Composta tra il 1897 e il 1901 da Albéric Magnard, Guercoeur è una tragedia lirica di fine secolo ricca di atmosfere. Il suo libretto visionario descrive un cavaliere morto in battaglia, cui viene concesso di lasciare il paradiso e di tornare sulla terra, dove però si scontra con una amara realtà.
Solo una parte dell'opera fu portata in scena a Nancy e a Parigi mentre il compositore era ancora in vita. L’intera partitura scomparve tragicamente all’inizio della prima guerra mondiale: Magnard, artista idealista, fu ucciso nel 1914 all'età di 49 anni nell’atto di difendere la propria casa contro i soldati tedeschi. La casa fu devastata da un incendio, riducendo in cenere tutte le sue opere.

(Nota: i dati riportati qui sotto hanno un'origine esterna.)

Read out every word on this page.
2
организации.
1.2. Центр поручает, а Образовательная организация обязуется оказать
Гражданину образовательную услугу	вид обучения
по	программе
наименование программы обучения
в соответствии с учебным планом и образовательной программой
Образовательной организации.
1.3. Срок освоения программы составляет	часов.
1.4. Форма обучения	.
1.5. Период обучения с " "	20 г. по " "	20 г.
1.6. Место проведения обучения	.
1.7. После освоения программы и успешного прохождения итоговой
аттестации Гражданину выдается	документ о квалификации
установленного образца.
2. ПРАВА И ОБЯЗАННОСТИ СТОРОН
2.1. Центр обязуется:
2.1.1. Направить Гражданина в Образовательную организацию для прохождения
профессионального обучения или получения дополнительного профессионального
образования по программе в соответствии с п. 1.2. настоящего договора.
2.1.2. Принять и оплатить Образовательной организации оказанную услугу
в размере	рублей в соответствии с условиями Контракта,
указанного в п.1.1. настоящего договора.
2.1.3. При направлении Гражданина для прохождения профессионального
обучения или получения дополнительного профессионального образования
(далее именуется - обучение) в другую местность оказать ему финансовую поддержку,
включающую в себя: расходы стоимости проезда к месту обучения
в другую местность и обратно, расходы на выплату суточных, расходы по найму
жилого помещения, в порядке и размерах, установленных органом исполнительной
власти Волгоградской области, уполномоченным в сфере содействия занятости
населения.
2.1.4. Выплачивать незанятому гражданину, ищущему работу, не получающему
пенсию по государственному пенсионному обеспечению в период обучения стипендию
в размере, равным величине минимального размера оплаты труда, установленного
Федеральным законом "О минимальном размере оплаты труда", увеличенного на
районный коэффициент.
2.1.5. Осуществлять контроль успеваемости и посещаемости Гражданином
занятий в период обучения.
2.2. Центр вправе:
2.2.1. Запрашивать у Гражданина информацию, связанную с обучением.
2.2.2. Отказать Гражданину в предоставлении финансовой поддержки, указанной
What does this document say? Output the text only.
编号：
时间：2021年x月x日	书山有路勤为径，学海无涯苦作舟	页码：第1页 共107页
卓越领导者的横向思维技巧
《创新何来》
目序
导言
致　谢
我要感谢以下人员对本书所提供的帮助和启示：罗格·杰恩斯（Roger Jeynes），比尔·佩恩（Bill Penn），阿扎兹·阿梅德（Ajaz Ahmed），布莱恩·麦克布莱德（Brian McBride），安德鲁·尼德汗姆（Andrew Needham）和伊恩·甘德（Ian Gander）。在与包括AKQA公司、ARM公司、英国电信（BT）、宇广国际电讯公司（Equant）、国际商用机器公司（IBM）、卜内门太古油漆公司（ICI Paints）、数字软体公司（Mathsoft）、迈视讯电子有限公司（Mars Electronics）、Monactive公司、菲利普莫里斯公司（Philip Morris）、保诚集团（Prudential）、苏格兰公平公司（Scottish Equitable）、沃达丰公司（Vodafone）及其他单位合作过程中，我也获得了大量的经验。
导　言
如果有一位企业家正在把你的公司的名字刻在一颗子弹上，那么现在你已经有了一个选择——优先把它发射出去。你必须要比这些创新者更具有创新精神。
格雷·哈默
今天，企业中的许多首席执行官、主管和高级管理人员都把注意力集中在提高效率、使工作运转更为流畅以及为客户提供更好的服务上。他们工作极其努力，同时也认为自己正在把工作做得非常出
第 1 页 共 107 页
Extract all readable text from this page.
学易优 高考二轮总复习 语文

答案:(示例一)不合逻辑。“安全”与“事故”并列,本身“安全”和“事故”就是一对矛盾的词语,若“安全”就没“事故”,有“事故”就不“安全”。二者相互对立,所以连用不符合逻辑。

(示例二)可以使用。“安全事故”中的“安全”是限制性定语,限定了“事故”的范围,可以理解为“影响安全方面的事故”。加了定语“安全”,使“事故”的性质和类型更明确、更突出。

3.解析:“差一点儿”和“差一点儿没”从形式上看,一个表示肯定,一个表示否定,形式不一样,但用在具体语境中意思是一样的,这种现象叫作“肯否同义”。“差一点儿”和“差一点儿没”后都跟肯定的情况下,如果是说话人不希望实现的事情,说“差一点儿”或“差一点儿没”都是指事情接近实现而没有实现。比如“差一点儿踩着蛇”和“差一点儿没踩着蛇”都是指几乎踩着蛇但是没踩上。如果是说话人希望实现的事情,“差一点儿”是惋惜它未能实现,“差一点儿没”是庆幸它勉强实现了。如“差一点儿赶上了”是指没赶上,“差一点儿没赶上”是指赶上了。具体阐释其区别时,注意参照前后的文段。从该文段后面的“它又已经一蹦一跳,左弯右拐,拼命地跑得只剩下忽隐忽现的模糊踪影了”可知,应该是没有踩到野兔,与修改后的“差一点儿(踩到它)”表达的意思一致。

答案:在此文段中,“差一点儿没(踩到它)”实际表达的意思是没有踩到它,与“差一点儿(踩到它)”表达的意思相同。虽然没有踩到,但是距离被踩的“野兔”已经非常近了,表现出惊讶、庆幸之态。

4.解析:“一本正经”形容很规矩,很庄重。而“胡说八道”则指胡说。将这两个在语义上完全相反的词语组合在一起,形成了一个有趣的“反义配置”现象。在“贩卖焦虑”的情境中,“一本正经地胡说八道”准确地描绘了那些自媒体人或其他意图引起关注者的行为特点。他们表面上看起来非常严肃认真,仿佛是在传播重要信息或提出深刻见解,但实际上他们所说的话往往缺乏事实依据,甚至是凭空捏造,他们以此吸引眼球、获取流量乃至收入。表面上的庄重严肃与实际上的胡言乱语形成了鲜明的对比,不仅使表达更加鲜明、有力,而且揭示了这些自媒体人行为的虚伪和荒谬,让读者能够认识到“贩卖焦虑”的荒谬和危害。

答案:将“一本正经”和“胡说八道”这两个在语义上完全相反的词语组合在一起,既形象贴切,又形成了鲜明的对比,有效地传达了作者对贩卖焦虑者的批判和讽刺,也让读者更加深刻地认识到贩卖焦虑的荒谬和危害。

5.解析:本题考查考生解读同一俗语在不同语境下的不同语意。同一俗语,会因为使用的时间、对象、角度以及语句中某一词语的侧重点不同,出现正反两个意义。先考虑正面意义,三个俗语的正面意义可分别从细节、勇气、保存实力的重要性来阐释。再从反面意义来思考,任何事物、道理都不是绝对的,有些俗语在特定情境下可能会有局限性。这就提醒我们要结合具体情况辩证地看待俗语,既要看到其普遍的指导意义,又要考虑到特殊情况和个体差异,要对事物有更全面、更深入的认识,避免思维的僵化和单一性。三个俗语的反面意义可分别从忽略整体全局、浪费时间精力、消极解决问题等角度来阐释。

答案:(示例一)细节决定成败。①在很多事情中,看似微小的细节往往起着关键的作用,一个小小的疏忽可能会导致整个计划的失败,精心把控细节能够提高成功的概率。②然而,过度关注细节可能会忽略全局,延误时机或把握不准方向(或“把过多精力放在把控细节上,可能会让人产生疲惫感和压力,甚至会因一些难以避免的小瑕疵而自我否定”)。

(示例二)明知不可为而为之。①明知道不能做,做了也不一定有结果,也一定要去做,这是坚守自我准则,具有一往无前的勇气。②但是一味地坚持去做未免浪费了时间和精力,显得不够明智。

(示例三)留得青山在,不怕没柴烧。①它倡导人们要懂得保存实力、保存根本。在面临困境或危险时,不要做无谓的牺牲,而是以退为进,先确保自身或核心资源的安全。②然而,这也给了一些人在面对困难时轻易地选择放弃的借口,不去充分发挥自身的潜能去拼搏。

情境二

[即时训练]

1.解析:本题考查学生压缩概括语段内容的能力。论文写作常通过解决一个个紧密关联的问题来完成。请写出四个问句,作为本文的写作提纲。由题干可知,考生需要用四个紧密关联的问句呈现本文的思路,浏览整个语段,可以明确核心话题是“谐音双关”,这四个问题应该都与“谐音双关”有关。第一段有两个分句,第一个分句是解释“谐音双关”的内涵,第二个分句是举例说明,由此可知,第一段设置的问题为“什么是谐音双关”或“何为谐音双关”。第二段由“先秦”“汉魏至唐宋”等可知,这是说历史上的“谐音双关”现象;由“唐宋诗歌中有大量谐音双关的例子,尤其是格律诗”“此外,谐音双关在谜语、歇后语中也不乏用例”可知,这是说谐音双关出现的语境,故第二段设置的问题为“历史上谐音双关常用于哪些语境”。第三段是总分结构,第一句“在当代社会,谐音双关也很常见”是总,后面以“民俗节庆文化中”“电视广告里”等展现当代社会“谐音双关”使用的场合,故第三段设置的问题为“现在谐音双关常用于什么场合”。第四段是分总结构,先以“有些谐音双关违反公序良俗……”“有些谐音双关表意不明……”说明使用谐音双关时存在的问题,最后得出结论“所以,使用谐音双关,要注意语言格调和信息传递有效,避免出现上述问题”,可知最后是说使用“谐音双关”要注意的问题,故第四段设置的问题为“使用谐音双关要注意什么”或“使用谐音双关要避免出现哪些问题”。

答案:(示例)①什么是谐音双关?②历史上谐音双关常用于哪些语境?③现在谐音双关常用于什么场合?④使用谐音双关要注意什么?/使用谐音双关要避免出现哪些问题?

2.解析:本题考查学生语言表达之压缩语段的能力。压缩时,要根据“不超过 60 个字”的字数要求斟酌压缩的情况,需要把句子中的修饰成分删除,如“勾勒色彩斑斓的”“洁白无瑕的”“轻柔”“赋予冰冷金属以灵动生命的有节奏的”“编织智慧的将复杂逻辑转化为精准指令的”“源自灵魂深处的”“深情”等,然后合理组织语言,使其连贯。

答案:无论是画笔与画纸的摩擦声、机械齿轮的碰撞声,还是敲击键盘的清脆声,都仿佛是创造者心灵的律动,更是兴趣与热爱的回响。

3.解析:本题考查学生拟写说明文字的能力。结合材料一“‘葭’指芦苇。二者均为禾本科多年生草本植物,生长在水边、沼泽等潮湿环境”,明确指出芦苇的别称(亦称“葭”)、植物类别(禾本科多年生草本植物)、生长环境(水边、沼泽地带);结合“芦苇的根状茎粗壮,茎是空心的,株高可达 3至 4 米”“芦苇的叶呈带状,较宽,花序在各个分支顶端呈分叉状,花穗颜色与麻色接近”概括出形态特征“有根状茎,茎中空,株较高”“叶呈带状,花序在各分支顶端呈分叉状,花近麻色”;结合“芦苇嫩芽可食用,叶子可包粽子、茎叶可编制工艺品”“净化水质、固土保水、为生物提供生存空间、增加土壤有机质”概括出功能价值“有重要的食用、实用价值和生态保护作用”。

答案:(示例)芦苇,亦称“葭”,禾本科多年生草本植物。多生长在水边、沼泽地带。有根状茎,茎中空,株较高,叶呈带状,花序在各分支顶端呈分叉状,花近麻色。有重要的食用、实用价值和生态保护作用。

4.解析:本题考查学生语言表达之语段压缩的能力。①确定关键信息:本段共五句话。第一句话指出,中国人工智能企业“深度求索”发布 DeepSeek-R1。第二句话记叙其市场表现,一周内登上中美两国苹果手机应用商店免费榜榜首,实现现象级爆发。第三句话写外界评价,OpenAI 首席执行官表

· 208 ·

È grazie al suo amico Joseph Guy Ropartz che Guercoeur rinasce. Questi ha ricostruito a memoria gli atti mancanti utilizzando una riduzione per pianoforte. In questa produzione dell'Opéra national du Rhin, il baritono Stéphane Degout interpreta magistralmente Guercoeur, accompagnato dall'Orchestra filarmonica di Strasburgo diretta da Ingo Metzmacher. L’allestimento di Christof Loy rappresenta questo mondo e l'aldilà come due facce della stessa medaglia.
Registrato il 2 e il 4 maggio 2024 all'Opéra national du Rhin.